Journal of Vascular Surgery | 2016
Ann H. Kim; Daniel E. Kendrick; Pamela A. Moorehead; Anil Nagavalli; Claire P. Miller; Nathaniel T. Liu; John C. Wang; Vikram S. Kashyap
Objective Digital subtraction angiography (DSA) of the peripheral arterial vasculature provides lumenographic information but only a qualitative assessment of blood flow. The ability to quantify adequate tissue perfusion of the lower extremities would enable real‐time perfusion assessment during DSA of patients with peripheral arterial disease (PAD). In this study, we used a novel real‐time imaging software to delineate tissue perfusion parameters in the foot in PAD patients. Methods Between March 2015 and June 2016, patients (N = 31) underwent lower extremity angiography using a two‐dimensional perfusion (2DP) imaging protocol (Philips Healthcare, Andover, Mass). Of the 31 enrolled patients, 16 patients received preintervention and postintervention DSA images (18 angiograms), while contrast agent injection settings and the position of the foot, catheter, and C‐arm were kept constant. The region of interest for perfusion measurements was taken at the level of the medial malleolus. Perfusion parameters included arrival time (AT) of contrast material, wash‐in rate (WIR), time to peak (TTP) contrast intensity, and area under the curve (AUC).
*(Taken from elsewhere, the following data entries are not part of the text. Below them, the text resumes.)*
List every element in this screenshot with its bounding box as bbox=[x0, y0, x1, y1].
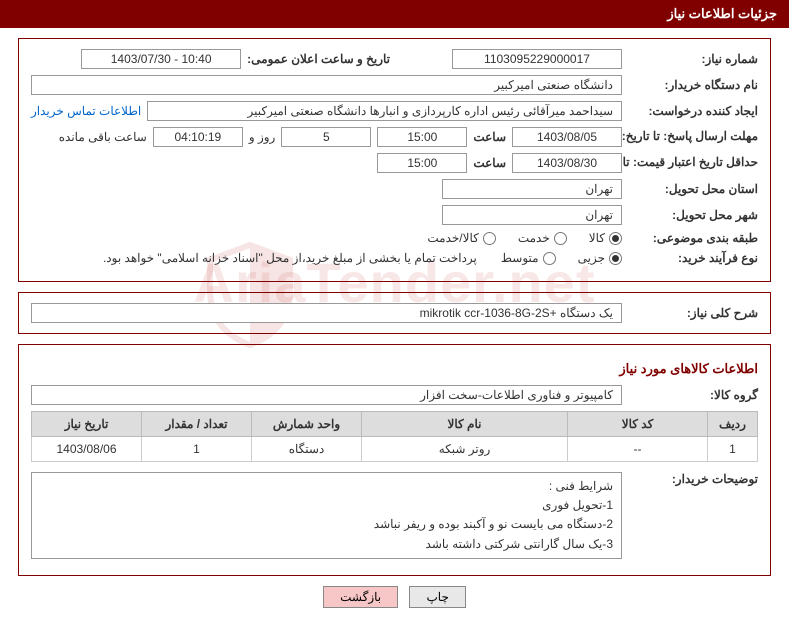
deadline-time: 15:00 bbox=[377, 127, 467, 147]
radio-label: کالا/خدمت bbox=[427, 231, 478, 245]
announce-value: 1403/07/30 - 10:40 bbox=[81, 49, 241, 69]
goods-panel: اطلاعات کالاهای مورد نیاز گروه کالا: کام… bbox=[18, 344, 771, 576]
requester-label: ایجاد کننده درخواست: bbox=[628, 104, 758, 118]
radio-label: متوسط bbox=[501, 251, 539, 265]
remain-time: 04:10:19 bbox=[153, 127, 243, 147]
process-note: پرداخت تمام یا بخشی از مبلغ خرید،از محل … bbox=[31, 251, 477, 265]
time-label-1: ساعت bbox=[473, 130, 506, 144]
table-header: تعداد / مقدار bbox=[142, 412, 252, 437]
buyer-org-value: دانشگاه صنعتی امیرکبیر bbox=[31, 75, 622, 95]
buyer-contact-link[interactable]: اطلاعات تماس خریدار bbox=[31, 104, 141, 118]
category-radio-group: کالا خدمت کالا/خدمت bbox=[427, 231, 622, 245]
radio-icon bbox=[554, 232, 567, 245]
category-label: طبقه بندی موضوعی: bbox=[628, 231, 758, 245]
overview-label: شرح کلی نیاز: bbox=[628, 306, 758, 320]
table-header: ردیف bbox=[708, 412, 758, 437]
table-row: 1--روتر شبکهدستگاه11403/08/06 bbox=[32, 437, 758, 462]
validity-time: 15:00 bbox=[377, 153, 467, 173]
buyer-note-line: 3-یک سال گارانتی شرکتی داشته باشد bbox=[40, 535, 613, 554]
page-title: جزئیات اطلاعات نیاز bbox=[667, 6, 777, 21]
province-label: استان محل تحویل: bbox=[628, 182, 758, 196]
goods-group-label: گروه کالا: bbox=[628, 388, 758, 402]
category-option-1[interactable]: خدمت bbox=[518, 231, 567, 245]
back-button[interactable]: بازگشت bbox=[323, 586, 398, 608]
overview-value: یک دستگاه +mikrotik ccr-1036-8G-2S bbox=[31, 303, 622, 323]
page-header: جزئیات اطلاعات نیاز bbox=[0, 0, 789, 28]
need-no-value: 1103095229000017 bbox=[452, 49, 622, 69]
radio-label: خدمت bbox=[518, 231, 550, 245]
radio-icon bbox=[543, 252, 556, 265]
button-row: چاپ بازگشت bbox=[18, 586, 771, 608]
buyer-note-line: 1-تحویل فوری bbox=[40, 496, 613, 515]
process-option-1[interactable]: متوسط bbox=[501, 251, 556, 265]
deadline-label: مهلت ارسال پاسخ: تا تاریخ: bbox=[628, 129, 758, 145]
radio-icon bbox=[609, 252, 622, 265]
city-value: تهران bbox=[442, 205, 622, 225]
validity-label: حداقل تاریخ اعتبار قیمت: تا تاریخ: bbox=[628, 155, 758, 171]
radio-label: جزیی bbox=[578, 251, 605, 265]
overview-panel: شرح کلی نیاز: یک دستگاه +mikrotik ccr-10… bbox=[18, 292, 771, 334]
radio-icon bbox=[609, 232, 622, 245]
radio-icon bbox=[483, 232, 496, 245]
goods-table: ردیفکد کالانام کالاواحد شمارشتعداد / مقد… bbox=[31, 411, 758, 462]
remain-days: 5 bbox=[281, 127, 371, 147]
need-no-label: شماره نیاز: bbox=[628, 52, 758, 66]
table-header: تاریخ نیاز bbox=[32, 412, 142, 437]
category-option-2[interactable]: کالا/خدمت bbox=[427, 231, 495, 245]
goods-group-value: کامپیوتر و فناوری اطلاعات-سخت افزار bbox=[31, 385, 622, 405]
deadline-date: 1403/08/05 bbox=[512, 127, 622, 147]
category-option-0[interactable]: کالا bbox=[589, 231, 622, 245]
goods-section-title: اطلاعات کالاهای مورد نیاز bbox=[31, 361, 758, 377]
table-cell: -- bbox=[568, 437, 708, 462]
table-cell: 1 bbox=[708, 437, 758, 462]
table-cell: روتر شبکه bbox=[362, 437, 568, 462]
remain-tail: ساعت باقی مانده bbox=[59, 130, 147, 144]
buyer-note-line: 2-دستگاه می بایست نو و آکبند بوده و ریفر… bbox=[40, 515, 613, 534]
buyer-note-line: شرایط فنی : bbox=[40, 477, 613, 496]
validity-date: 1403/08/30 bbox=[512, 153, 622, 173]
table-header: نام کالا bbox=[362, 412, 568, 437]
process-option-0[interactable]: جزیی bbox=[578, 251, 622, 265]
requester-value: سیداحمد میرآقائی رئیس اداره کارپردازی و … bbox=[147, 101, 622, 121]
time-label-2: ساعت bbox=[473, 156, 506, 170]
table-header: واحد شمارش bbox=[252, 412, 362, 437]
table-cell: دستگاه bbox=[252, 437, 362, 462]
province-value: تهران bbox=[442, 179, 622, 199]
main-panel: شماره نیاز: 1103095229000017 تاریخ و ساع… bbox=[18, 38, 771, 282]
days-and-label: روز و bbox=[249, 130, 276, 144]
print-button[interactable]: چاپ bbox=[409, 586, 465, 608]
table-cell: 1 bbox=[142, 437, 252, 462]
process-radio-group: جزیی متوسط bbox=[501, 251, 622, 265]
buyer-org-label: نام دستگاه خریدار: bbox=[628, 78, 758, 92]
table-header: کد کالا bbox=[568, 412, 708, 437]
city-label: شهر محل تحویل: bbox=[628, 208, 758, 222]
announce-label: تاریخ و ساعت اعلان عمومی: bbox=[247, 52, 390, 66]
buyer-notes-label: توضیحات خریدار: bbox=[628, 472, 758, 486]
radio-label: کالا bbox=[589, 231, 605, 245]
buyer-notes-box: شرایط فنی :1-تحویل فوری2-دستگاه می بایست… bbox=[31, 472, 622, 559]
table-cell: 1403/08/06 bbox=[32, 437, 142, 462]
process-label: نوع فرآیند خرید: bbox=[628, 251, 758, 265]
Results Patients (mean age, 67 years; male, 61%) undergoing 2DP had limbs classified as Rutherford class 3 (n = 9 limbs), class 4 (n = 11), and class 5 (n = 14) ischemia with a mean ankle‐brachial index of 0.63. For the whole cohort, median (interquartile range) AT measured 5.20 (3.10‐7.25) seconds; WIR, 61.95 (43.53‐86.43) signal intensity (SI)/s; TTP, 3.80 (2.88‐4.50) seconds; peak intensity, 725.00 (613.75‐1138.00) SI; and AUC, 12,084.00 (6742.80‐17,059.70) SI*s. A subset of patients had 2DP performed before and after intervention (n = 18 cases). A detectable improvement in SI and two‐dimensional flow parameters was seen after intervention. Average AT of contrast material to the region of interest shortened after intervention with percentage decrease of 30.1% ± 49.1%, corresponding decrease in TTP of 17.6% ± 24.7%, increase in WIR of 68.8% ± 94.2% and in AUC of 10.5% ± 37.6%, decrease in mean transit time of 18.7% ± 28.1%, and increase in peak of 34.4% ± 42.2%. Conclusions The 2DP imaging allows measurement of blood flow in real time as an adjunct to DSA. The AT may be the most sensitive marker of perfusion change in the lower extremity. Quantitative thresholds based on 2DP hold promise for immediate treatment effectiveness assessment in patients with PAD.